Terdakwa Country Director PT EK Prima Indonesia (EKP) Ramapanicker Rajamohanan Nair atau yang biasa disapa Mohan dituntut Jaksa Penuntut Umum dengan hukuman empat tahun penjara dan denda Rp250 juta subsidier enam bulan kurungan.
Rajamohanan dianggap memenuhi unsur memberi hadiah atau gratifikasi kepada penyelanggara negara, Handang Soekarno, untuk menyelesaikan permasalahan pajak PT EKP.
“Menuntut supaya majelis hakim memastikan terdakwa bersalah,” ujar jaksa Ali Fikri saat membacakan tuntutan di Pengadilan Tipikor, Jakarta, Senin (3/4).
Jaksa menyatakan, Mohan terbukti menyuap Handang sebesar Rp 1,9 miliar dari total Rp 6 miliar yang dijanjikan untuk membantu menyelesaikan persoalan pajak PT EKP, mulai dari permasalahan restitusi, pencabutan Pengusaha Kena Pajak (PKP), hingga bukti permulaan tindak pidana pajak.

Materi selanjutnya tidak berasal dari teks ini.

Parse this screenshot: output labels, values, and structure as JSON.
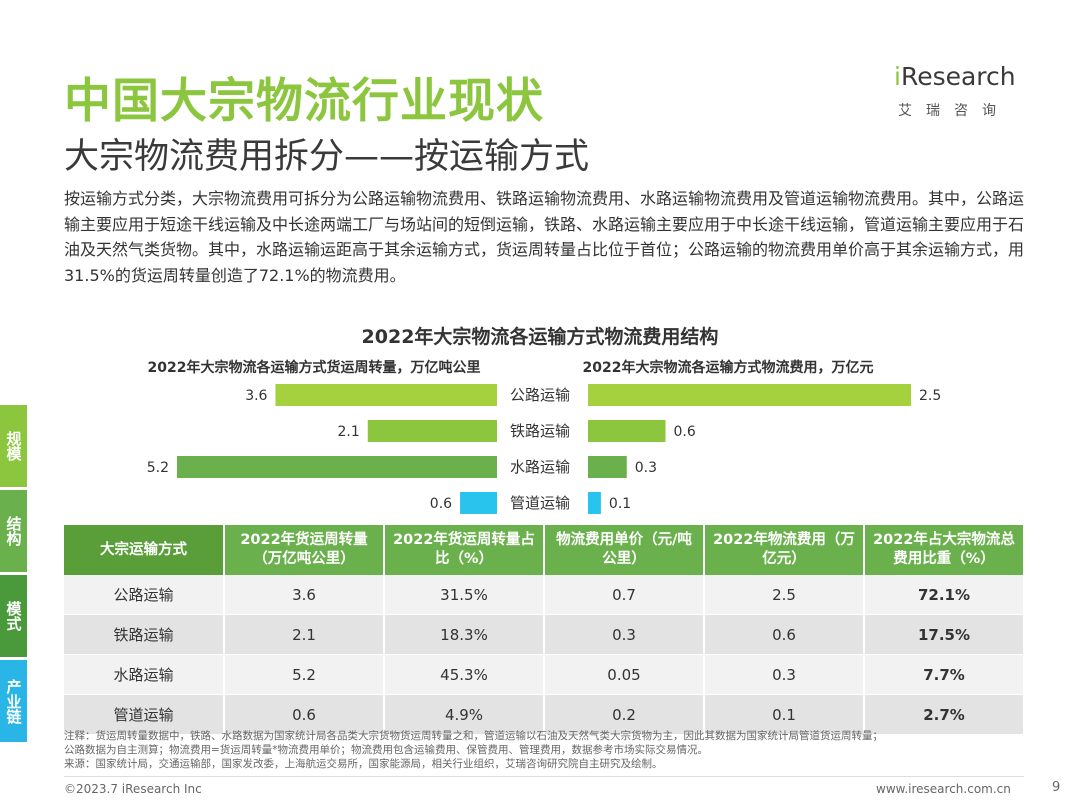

Suap sebesar Rp 1,9 miliar diperoleh berdasarkan perhitungan 10 persen dari nilai Surat Tagihan Pajak dan Pertambahan Nilai (STP PPN) PT EKP sebesar Rp 52 miliar.
Dalam surat tuntutan, jaksa juga menyinggung soal pertemuan Dirjen Pajak Ken Dwijugisteadi dengan Direktur Utama PT Rakabu Sejahtera, Arif Budi Sulistyo dan rekan sesama pengusaha Rudy Priyambodo.
Arif yang merupakan ipar dari Presiden Jokowi, dalam keterangannya mengaku menemui Ken di kantornya untuk meminta penjelasan soal sosialisasi pengampunan pajak.
Jaksa menilai alasan Arief tersebut tidak logis dan dianggap berlebihan. Sebab, menurut Jaksa, untuk sosialisasi telah ada tim 100 yang dibentuk oleh Dirjen Pajak untuk mendampingi proses tax amnesty.
Menanggapi tuntutan jaksa, Mohan menyatakan akan mengajukan pledoi atau nota pembelaan dalam persidangan pekan depan. Ia menilai tuntutan jaksa terlalu berat. Namun Rajamohanan mengaku menyerahkan keputusan sepenuhnya pada majelis hakim.
Sebagaimana diketahui Rajamohanan didakwa menyuap Kasubdit Bukti Permulaan Direktorat Penegakan Hukum pada Direktorat Jenderal Pajak Handang Soekarno sebesar 148.500 dolar AS atau senilai Rp 1,98 miliar dari komitmen Rp6 miliar yang disiapkan untuk Kepala Kantor Wilayah Direktorat Jenderal Pajak (Kakanwil DJP) Jakarta Khusus Muhammad Haniv dan Handang Soekarno.
Dalam surat dakwaan Jaksa, nama ipar Presiden Jokowi, Arif Budi Sulistyo juga disebut-sebut sebagai pihak yang ikut dimintai bantuan oleh Mohan untuk masalah perpajakannya.
Arif yang belakangan diketahui adalah Direktur Operasional PT Rakabu Sejahtera juga punya hubungan dengan Haniv yang terungkap dalam rekaman pembicaraan antaran Rajamohanan dengan Duta Besar (Dubes) Indonesia untuk Uni Emirat Arab Husin Bagis pada 16 September 2016 yang ditunjukkan di pengadilan.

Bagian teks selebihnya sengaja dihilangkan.